And the beat goes on.
So where is the stick we can poke into the spokes of this bicycle? How do we stop the cycle, heal ourselves and figure out how to parent our children in ways that make them feel safe, loved and accepted? We have to find a way to heal people before they start having children of their own. Maybe we need to offer mental health counseling from the time children get into school. And not just occasionally, but every week, so we can give them the tools to heal and become whole.
I don’t have any answers for this. If I did, I could heal the world. But even though I don’t know how to heal the world, I do know how to heal myself and I can make sure there is one less broken, wounded soul on the planet. I regret that I could not have done this before I was raising my children, but it doesn’t seem to be the way that works, unfortunately. And while I can’t go back and undo the harm my wounded self caused my children, I can tend to my wounds now, and model for my kids the way they can find healing and wholeness, since I am beginning to understand how to do that myself.

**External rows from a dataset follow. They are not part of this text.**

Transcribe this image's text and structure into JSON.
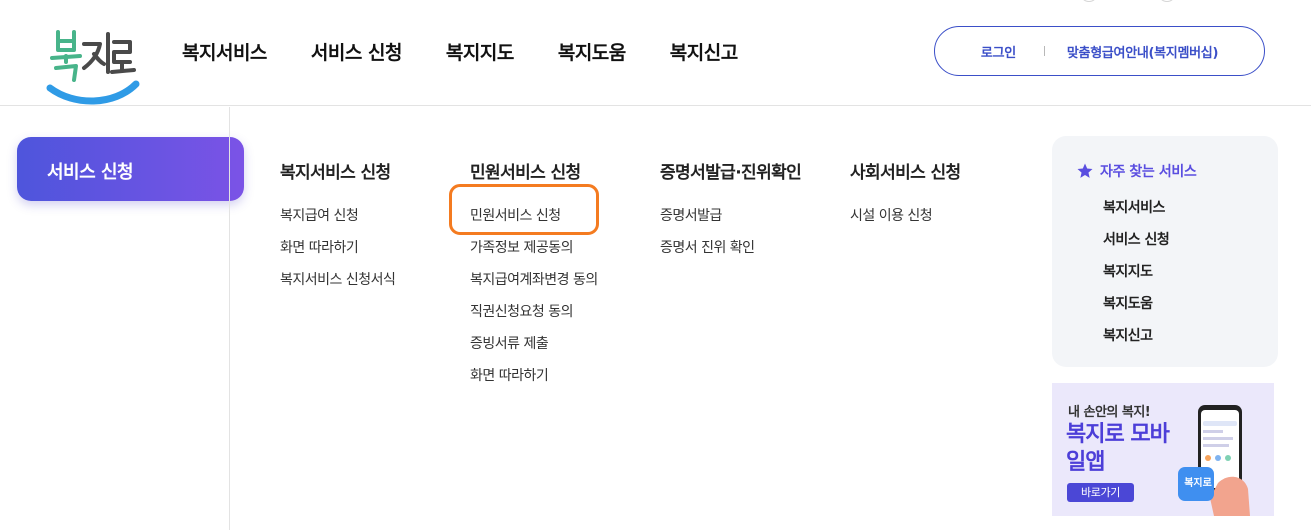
{
  "header": {
    "logo_text": "복지로",
    "gnb": [
      "복지서비스",
      "서비스 신청",
      "복지지도",
      "복지도움",
      "복지신고"
    ],
    "login_label": "로그인",
    "member_label": "맞춤형급여안내(복지멤버십)"
  },
  "sidebar": {
    "active_label": "서비스 신청"
  },
  "menu": {
    "columns": [
      {
        "title": "복지서비스 신청",
        "links": [
          "복지급여 신청",
          "화면 따라하기",
          "복지서비스 신청서식"
        ]
      },
      {
        "title": "민원서비스 신청",
        "links": [
          "민원서비스 신청",
          "가족정보 제공동의",
          "복지급여계좌변경 동의",
          "직권신청요청 동의",
          "증빙서류 제출",
          "화면 따라하기"
        ]
      },
      {
        "title": "증명서발급·진위확인",
        "links": [
          "증명서발급",
          "증명서 진위 확인"
        ]
      },
      {
        "title": "사회서비스 신청",
        "links": [
          "시설 이용 신청"
        ]
      }
    ]
  },
  "favorites": {
    "title": "자주 찾는 서비스",
    "items": [
      "복지서비스",
      "서비스 신청",
      "복지지도",
      "복지도움",
      "복지신고"
    ]
  },
  "banner": {
    "subtitle": "내 손안의 복지!",
    "title": "복지로 모바일앱",
    "button_label": "바로가기",
    "app_icon_text": "복지로"
  },
  "colors": {
    "brand_blue": "#3b4fc8",
    "purple": "#5a4ee0",
    "logo_green": "#48b48a",
    "logo_blue": "#2f9be6",
    "highlight_orange": "#f47b20"
  }
}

I am more aware than I have ever been that there is so much pain in this world. So many humans are suffering unbelievable emotional and spiritual pain. While I work to bind up my own wounds, I recognize the need to offer compassion to others who are also hurting. Knowing that I, too, have been guilty of behaving unskillfully from my own deep wounds, I feel a renewed tenderness for the shared plight of all humanity. I know it isn’t much, but it’s a start.
We are wounded. We need to be healed.